In our simulations, a causal genomic region is defined a priori as a causal predictor in the logit model. However, since the clusters of SNP identified by our algorithm are not totally independent, some residual correlation may remain between clusters. This leads to question the notion of relevant variable when the variables are structured into strongly correlated groups. Should all the variables of the block be considered as explanatory, or should we define as only true positives the causal variables used to generate the phenotype? In order to circumvent this issue, we chose to relax the definition of a false positive joining the work of (Brzyski et al. 2017) and (Yi et al. 2015) where they propose to control the FDR in GWAS by considering significant SNP correlated to the true causal variables as true positives. For the simulation of the phenotype, we hypothesize an underlying multivariate regression model, but test for univariate model as it is the usual practice, which leads to reconsider the definition of true positive. As in (Yi et al. 2015) we consider the set of true positive as the union of the causal true positive and the linked true positive, which are regions adjacent to the causal regions and correlated with them at a level of at least 0.5. Regarding the single-marker analysis approach, since it works at the single SNP level, we compare it with the others in the singleSNP scenario only.

References

Benjamini, Yoav, and Yosef Hochberg. 1995. “Controlling the False Discovery Rate: A Practical and Powerful Approach to Multiple Testing.” Journal of the Royal Statistical Society: Series B 57 (1): 289–300.

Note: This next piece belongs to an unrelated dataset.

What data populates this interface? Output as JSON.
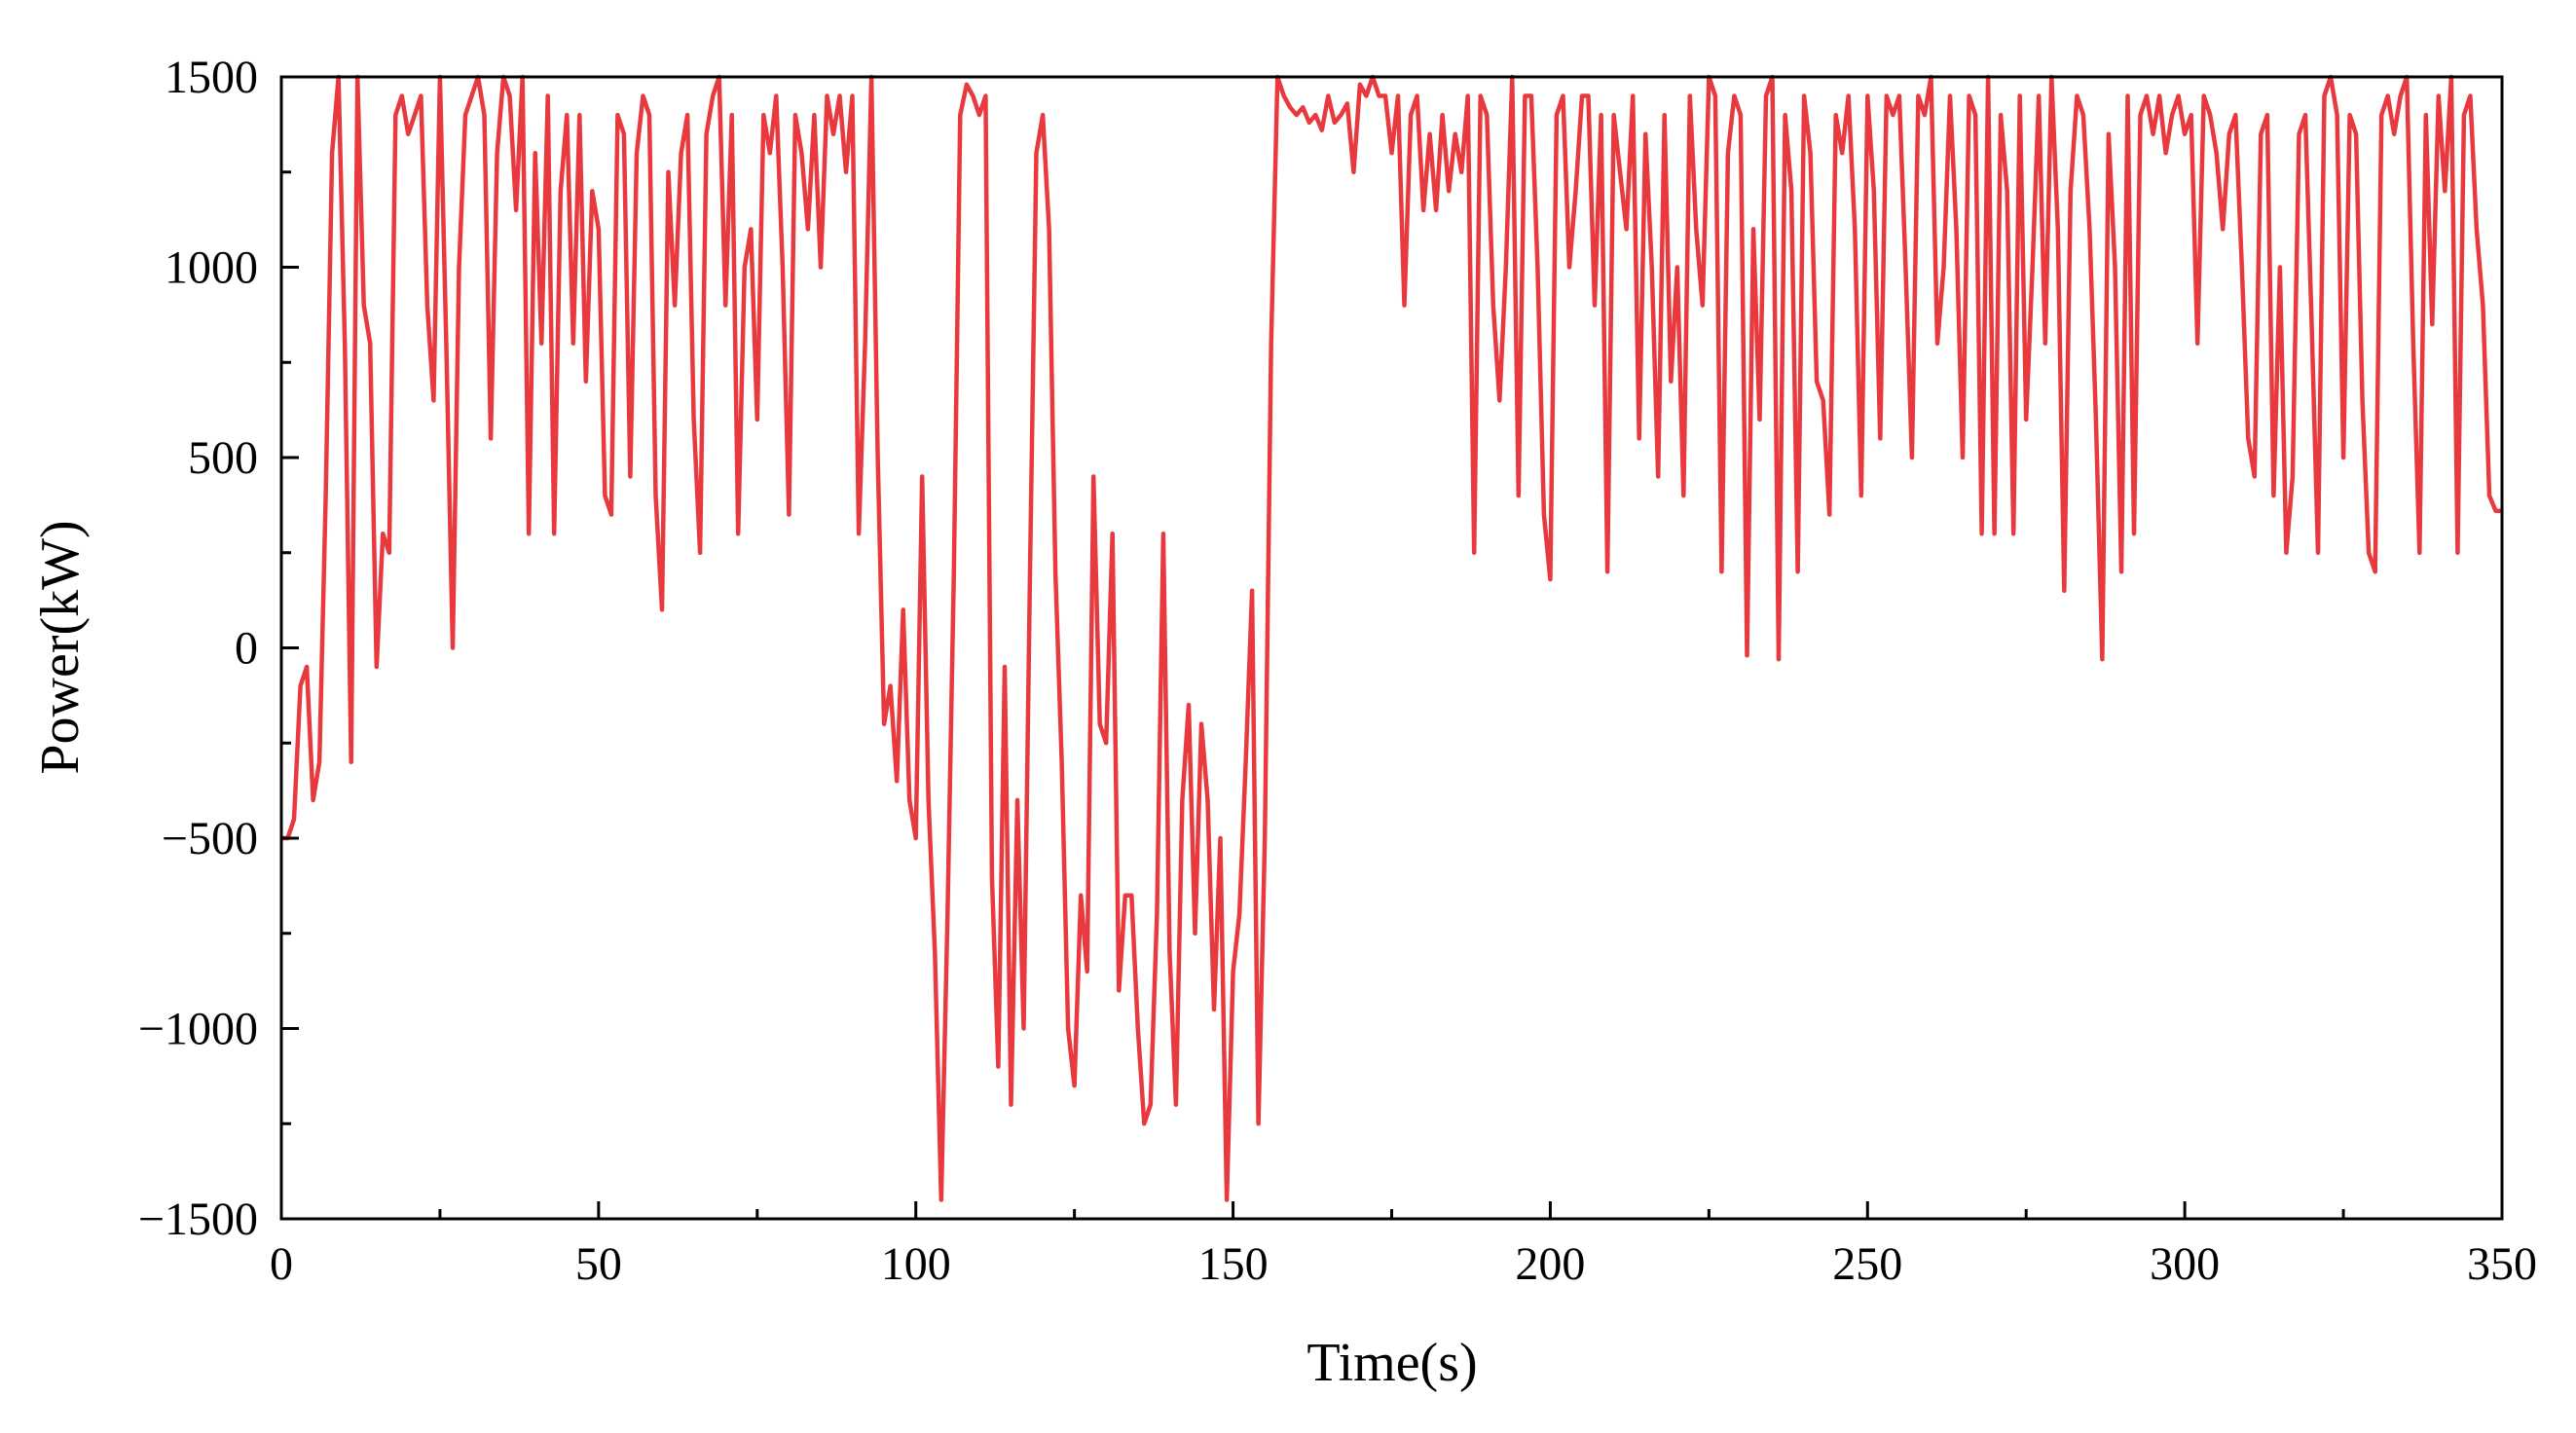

Brzyski, Damian, Christine B. Peterson, Piotr Sobczyk, Emmanuel J. CandÚs, Malgorzata Bogdan, and Chiara Sabatti. 2017. “Controlling the Rate of GWAS False Discoveries.” Genetics 205 (January). https://doi.org/10.1534/genetics.116.193987.

Diaz-Quijano, Fredi A. 2012. “A Simple Method for Estimating Relative Risk Using Logistic Regression".” BMC Medical Research Methodology 1 (1): 14.

Holm, Sture. 1979b. “A Simple Sequentially Rejective Multiple Test Procedure.” Scandinavian Journal of Statistics 6 (2): 65–70.

Su, Z., J. Marchini, and P. Donnelly. 2011. “HAPGEN2: Simulation of Multiple Disease Snps.” Bioinformatics 27 (16): 2304.

Yi, Hui, Patrick Breheny, Netsanet Imam, Yongmei Liu, and Ina Hoeschele. 2015. “Penalized Multimarker Vs. Single-Marker Regression Methods for Genome-Wide Association Studies of Quantitative Traits.” Genetics 199 (1): 205–22.